ACF (Auto Correlation Function)
Auto Correlation function takes into consideration of all the past observations irrespective of its effect on the future or present time period. It calculates the correlation between the t and (t-k) time period. It includes all the lags or intervals between t and (t-k) time periods. Correlation is always calculated using the Pearson Correlation formula.
PACF (Partial Correlation Function)
The PACF determines the partial correlation between time period t and t-k. It doesn’t take into consideration all the time lags between t and t-k. For e.g. let’s assume that today’s stock price may be dependent on 3 days prior stock price but it might not take into consideration yesterday’s stock price closure. Hence we consider only the time lags having a direct impact on future time period by neglecting the insignificant time lags in between the two-time slots t and t-k.
ARMA (Auto Regressive Moving Average) Model
This is a model that is combined from the AR and MA models. In this model, the impact of previous lags along with the residuals is considered for forecasting the future values of the time series. Here β represents the coefficients of the AR model and α represents the coefficients of the MA model.

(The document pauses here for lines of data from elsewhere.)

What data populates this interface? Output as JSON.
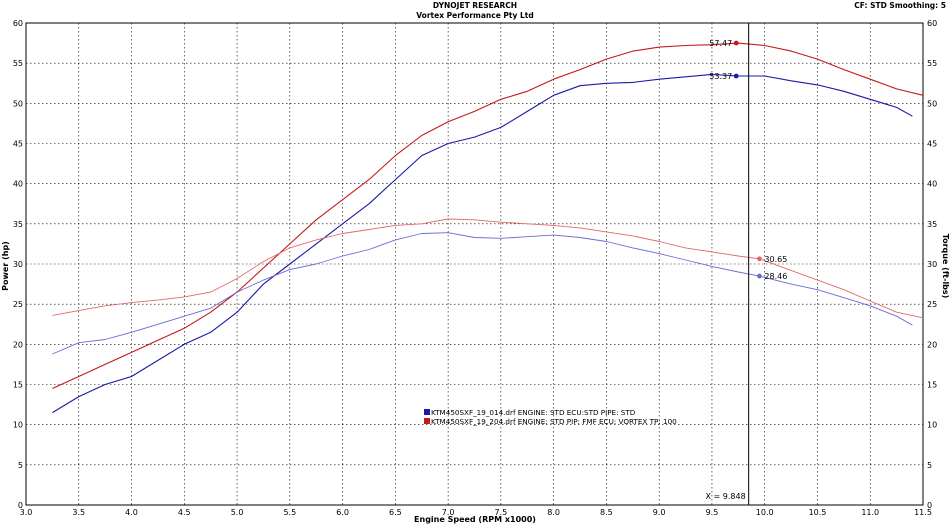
{
  "header": {
    "title": "DYNOJET RESEARCH",
    "subtitle": "Vortex Performance Pty Ltd",
    "settings": "CF: STD   Smoothing: 5"
  },
  "chart_data": {
    "type": "line",
    "xlabel": "Engine Speed (RPM x1000)",
    "ylabel_left": "Power (hp)",
    "ylabel_right": "Torque (ft-lbs)",
    "xlim": [
      3.0,
      11.5
    ],
    "ylim": [
      0,
      60
    ],
    "x_ticks": [
      "3.0",
      "3.5",
      "4.0",
      "4.5",
      "5.0",
      "5.5",
      "6.0",
      "6.5",
      "7.0",
      "7.5",
      "8.0",
      "8.5",
      "9.0",
      "9.5",
      "10.0",
      "10.5",
      "11.0",
      "11.5"
    ],
    "y_ticks": [
      "0",
      "5",
      "10",
      "15",
      "20",
      "25",
      "30",
      "35",
      "40",
      "45",
      "50",
      "55",
      "60"
    ],
    "grid": true,
    "cursor": {
      "x": 9.848,
      "label": "X = 9.848"
    },
    "legend": {
      "placement": "lower-center",
      "entries": [
        {
          "text": "KTM450SXF_19_014.drf ENGINE: STD ECU:STD PIPE: STD",
          "color": "#1a1aa6"
        },
        {
          "text": "KTM450SXF_19_204.drf ENGINE: STD PIP: FMF  ECU: VORTEX TP: 100",
          "color": "#c41a1a"
        }
      ]
    },
    "series": [
      {
        "kind": "power",
        "run": 0,
        "color": "#1a1aa6",
        "x": [
          3.25,
          3.5,
          3.75,
          4.0,
          4.25,
          4.5,
          4.75,
          5.0,
          5.25,
          5.5,
          5.75,
          6.0,
          6.25,
          6.5,
          6.75,
          7.0,
          7.25,
          7.5,
          7.75,
          8.0,
          8.25,
          8.5,
          8.75,
          9.0,
          9.25,
          9.5,
          9.75,
          10.0,
          10.25,
          10.5,
          10.75,
          11.0,
          11.25,
          11.4
        ],
        "y": [
          11.5,
          13.5,
          15.0,
          16.0,
          18.0,
          20.0,
          21.5,
          24.0,
          27.5,
          30.0,
          32.5,
          35.0,
          37.5,
          40.5,
          43.5,
          45.0,
          45.8,
          47.0,
          49.0,
          51.0,
          52.2,
          52.5,
          52.6,
          53.0,
          53.3,
          53.6,
          53.4,
          53.4,
          52.8,
          52.3,
          51.5,
          50.5,
          49.5,
          48.4
        ],
        "marker": {
          "x": 9.73,
          "value": "53.37"
        }
      },
      {
        "kind": "power",
        "run": 1,
        "color": "#c41a1a",
        "x": [
          3.25,
          3.5,
          3.75,
          4.0,
          4.25,
          4.5,
          4.75,
          5.0,
          5.25,
          5.5,
          5.75,
          6.0,
          6.25,
          6.5,
          6.75,
          7.0,
          7.25,
          7.5,
          7.75,
          8.0,
          8.25,
          8.5,
          8.75,
          9.0,
          9.25,
          9.5,
          9.75,
          10.0,
          10.25,
          10.5,
          10.75,
          11.0,
          11.25,
          11.5
        ],
        "y": [
          14.5,
          16.0,
          17.5,
          19.0,
          20.5,
          22.0,
          24.0,
          26.5,
          29.5,
          32.5,
          35.5,
          38.0,
          40.5,
          43.5,
          46.0,
          47.7,
          49.0,
          50.5,
          51.5,
          53.0,
          54.2,
          55.5,
          56.5,
          57.0,
          57.2,
          57.3,
          57.5,
          57.2,
          56.5,
          55.5,
          54.2,
          53.0,
          51.8,
          51.0
        ],
        "marker": {
          "x": 9.73,
          "value": "57.47"
        }
      },
      {
        "kind": "torque",
        "run": 0,
        "color": "#6b6bd4",
        "x": [
          3.25,
          3.5,
          3.75,
          4.0,
          4.25,
          4.5,
          4.75,
          5.0,
          5.25,
          5.5,
          5.75,
          6.0,
          6.25,
          6.5,
          6.75,
          7.0,
          7.25,
          7.5,
          7.75,
          8.0,
          8.25,
          8.5,
          8.75,
          9.0,
          9.25,
          9.5,
          9.75,
          9.95,
          10.25,
          10.5,
          10.75,
          11.0,
          11.25,
          11.4
        ],
        "y": [
          18.8,
          20.2,
          20.6,
          21.5,
          22.5,
          23.5,
          24.5,
          26.5,
          28.0,
          29.3,
          30.0,
          31.0,
          31.8,
          33.0,
          33.8,
          33.9,
          33.3,
          33.2,
          33.4,
          33.6,
          33.3,
          32.8,
          32.0,
          31.3,
          30.5,
          29.7,
          29.0,
          28.5,
          27.5,
          26.8,
          25.8,
          24.8,
          23.5,
          22.4
        ],
        "marker": {
          "x": 9.95,
          "value": "28.46"
        }
      },
      {
        "kind": "torque",
        "run": 1,
        "color": "#e06a6a",
        "x": [
          3.25,
          3.5,
          3.75,
          4.0,
          4.25,
          4.5,
          4.75,
          5.0,
          5.25,
          5.5,
          5.75,
          6.0,
          6.25,
          6.5,
          6.75,
          7.0,
          7.25,
          7.5,
          7.75,
          8.0,
          8.25,
          8.5,
          8.75,
          9.0,
          9.25,
          9.5,
          9.75,
          9.95,
          10.25,
          10.5,
          10.75,
          11.0,
          11.25,
          11.5
        ],
        "y": [
          23.6,
          24.2,
          24.8,
          25.2,
          25.5,
          25.9,
          26.5,
          28.2,
          30.3,
          32.0,
          33.0,
          33.8,
          34.3,
          34.8,
          35.0,
          35.6,
          35.5,
          35.2,
          35.0,
          34.8,
          34.5,
          34.0,
          33.5,
          32.8,
          32.0,
          31.5,
          31.0,
          30.65,
          29.2,
          28.0,
          26.8,
          25.4,
          24.0,
          23.3
        ],
        "marker": {
          "x": 9.95,
          "value": "30.65"
        }
      }
    ]
  }
}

Yt = β₁* yₜ-₁ + α₁* Ɛₜ-₁ + β₂* yₜ-₂ + α₂ * Ɛₜ-₂ + β₃ * yₜ-₃ + α₃ * Ɛₜ-₃ +………… + βₖ * yₜ-ₖ + αₖ * Ɛₜ-ₖ
Consider the above graphs where the MA and AR values are plotted with their respective significant values. Let’s assume that we consider only 1 significant value from the AR model and likewise 1 significant value from the MA model. So the ARMA model will be obtained from the combined values of the other two models will be of the order of ARMA(1,1).
ARIMA (Auto-Regressive Integrated Moving Average) Model
We know that in order to apply the various models we must in the beginning convert the series into Stationary Time Series. In order to achieve the same, we apply the differencing or Integrated method where we subtract the t-1 value from t values of time series. After applying the first differencing if we are still unable to get the Stationary time series then we again apply the second-order differencing.
The ARIMA model is quite similar to the ARMA model other than the fact that it includes one more factor known as Integrated (I) i.e. differencing which stands for I in the ARIMA model. So in short ARIMA model is a combination of a number of differences already applied on the model in order to make it stationary, the number of previous lags along with residuals errors in order to forecast future values.
Also, the graph was initially non-stationary and we had to perform differencing operation once in order to convert into a stationary set. Hence the ARIMA model which will be obtained from the combined values of the other two models AR and MA along with the Integral operator can be displayed as ARIMA(1,1,1).